See clipping info above. It is all the same except instead of a clip they insert a valve.

Lead Extractions

  • These cases are general with an ETT and arterial line. Sometimes temporary venous pacing wires are needed which necessitate an IJ introducer. Have all of these ready.
  • These patients can be very sick from their infection so ensure you have all of the drips as stated above ready.
  • These patients can lose lots of volume quickly from SVC damage, subclavian damage, and direct cardiac damage. There is always a CT surgeon and operative team on standby. You should have blood available and/or 5% albumin in the room.
  • In terms of volume, often these patients have a very poor EF so that will hamper significant resuscitative efforts.
  • Communicate with the surgical and procedural team if you are struggling.
  • The proceduralist will place a balloon in the superior vena cava in the event the subclavian vein is severely damaged or ripped off. This will be the first step of the procedure.
  • The next step will be to excise the pacemaker device and then isolate the leads. Extraction will then commence.
  • This happens with two devices: a tightrail and a laser. Your attending should be in the room when the laser comes on, or the tighrail is being used. Both devices need to have the leads be pulled tight to work, both devices can result in catastrophic damage. When the leads are pulled tightly there can be invagination of the heart tissues.

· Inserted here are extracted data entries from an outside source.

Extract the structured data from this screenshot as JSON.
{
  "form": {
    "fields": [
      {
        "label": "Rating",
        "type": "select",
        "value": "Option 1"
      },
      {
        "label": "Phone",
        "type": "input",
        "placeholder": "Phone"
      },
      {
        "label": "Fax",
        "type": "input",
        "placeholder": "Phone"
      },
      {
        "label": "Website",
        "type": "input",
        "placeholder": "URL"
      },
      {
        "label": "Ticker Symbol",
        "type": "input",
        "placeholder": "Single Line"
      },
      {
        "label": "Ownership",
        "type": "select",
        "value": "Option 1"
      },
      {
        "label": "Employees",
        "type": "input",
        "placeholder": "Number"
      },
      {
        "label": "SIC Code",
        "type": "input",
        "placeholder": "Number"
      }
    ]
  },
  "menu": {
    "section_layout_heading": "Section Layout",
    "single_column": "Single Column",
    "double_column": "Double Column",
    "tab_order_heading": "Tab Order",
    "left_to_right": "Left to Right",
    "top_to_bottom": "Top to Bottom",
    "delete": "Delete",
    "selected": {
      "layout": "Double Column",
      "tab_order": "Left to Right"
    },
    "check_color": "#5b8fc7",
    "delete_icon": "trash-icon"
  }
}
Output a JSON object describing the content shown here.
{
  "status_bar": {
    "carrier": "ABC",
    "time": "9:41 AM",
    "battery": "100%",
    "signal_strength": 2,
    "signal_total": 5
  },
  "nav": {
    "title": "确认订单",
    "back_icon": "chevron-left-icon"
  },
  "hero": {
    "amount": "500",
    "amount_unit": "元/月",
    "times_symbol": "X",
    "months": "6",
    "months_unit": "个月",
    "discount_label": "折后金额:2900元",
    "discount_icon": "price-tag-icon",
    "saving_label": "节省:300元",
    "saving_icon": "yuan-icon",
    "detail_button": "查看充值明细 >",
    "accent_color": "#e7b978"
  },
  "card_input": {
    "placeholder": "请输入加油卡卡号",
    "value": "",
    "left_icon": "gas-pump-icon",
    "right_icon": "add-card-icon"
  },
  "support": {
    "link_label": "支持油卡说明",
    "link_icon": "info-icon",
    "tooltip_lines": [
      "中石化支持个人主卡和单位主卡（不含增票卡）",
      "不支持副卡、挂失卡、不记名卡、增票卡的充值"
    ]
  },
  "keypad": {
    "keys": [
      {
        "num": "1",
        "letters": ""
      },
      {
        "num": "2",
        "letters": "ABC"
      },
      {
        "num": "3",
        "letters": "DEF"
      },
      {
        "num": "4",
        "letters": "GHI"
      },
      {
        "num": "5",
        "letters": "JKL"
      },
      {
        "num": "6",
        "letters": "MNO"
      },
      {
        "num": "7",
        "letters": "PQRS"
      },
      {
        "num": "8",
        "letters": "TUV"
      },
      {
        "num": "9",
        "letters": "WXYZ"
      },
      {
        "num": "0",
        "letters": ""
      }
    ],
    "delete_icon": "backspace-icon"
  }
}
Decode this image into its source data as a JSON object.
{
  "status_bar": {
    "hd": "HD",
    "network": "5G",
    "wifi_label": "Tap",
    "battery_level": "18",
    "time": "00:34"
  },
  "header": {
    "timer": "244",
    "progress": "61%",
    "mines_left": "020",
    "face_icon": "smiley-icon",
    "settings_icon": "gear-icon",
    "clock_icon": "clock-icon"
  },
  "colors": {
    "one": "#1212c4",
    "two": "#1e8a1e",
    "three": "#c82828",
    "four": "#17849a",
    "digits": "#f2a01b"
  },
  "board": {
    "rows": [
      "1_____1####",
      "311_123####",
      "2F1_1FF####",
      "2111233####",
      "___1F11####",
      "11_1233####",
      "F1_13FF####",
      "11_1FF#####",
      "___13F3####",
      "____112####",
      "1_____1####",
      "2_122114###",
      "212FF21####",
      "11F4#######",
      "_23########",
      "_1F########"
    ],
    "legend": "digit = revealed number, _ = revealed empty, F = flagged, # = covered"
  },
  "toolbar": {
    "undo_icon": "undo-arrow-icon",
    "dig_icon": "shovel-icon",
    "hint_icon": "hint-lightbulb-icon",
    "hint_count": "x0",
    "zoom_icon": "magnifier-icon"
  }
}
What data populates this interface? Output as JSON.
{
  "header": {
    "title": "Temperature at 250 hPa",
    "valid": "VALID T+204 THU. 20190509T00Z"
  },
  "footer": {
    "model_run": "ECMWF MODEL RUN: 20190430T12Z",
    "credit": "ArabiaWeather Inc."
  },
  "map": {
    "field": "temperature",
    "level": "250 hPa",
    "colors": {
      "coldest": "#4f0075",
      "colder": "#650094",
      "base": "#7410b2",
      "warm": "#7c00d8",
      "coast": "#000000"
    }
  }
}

This can cause a drastic decrease in RV output and therefore decrease in cardiac output and blood pressure. Watch the monitors during this time and alert the proceduralist to rapid loss in blood pressure. Be careful to treat this as the blood pressure can be quickly corrected by letting off the lead. Communicate with the proceduralist!!! If the blood pressure is starting to trend down be communicative as this can mean bleeding from the subclavian, vena cava, and/or the heart. Be vigilant and communicate!
  • The final piece of this case is what will the patient have for a pacemaker after the device is removed? Ensure that there is a plan in place before the device is removed!!!

Other cases involving ECMO and Impella insertion/removal

  • These patients often are intubated with drips and lines but you may need to add something. Drips will be different depending on if the device is being inserted or removed.
  • Some impella removals are done with just local/light mac. It is good practice to have all lines, GETA things ready to go in case things do not proceed according to plan.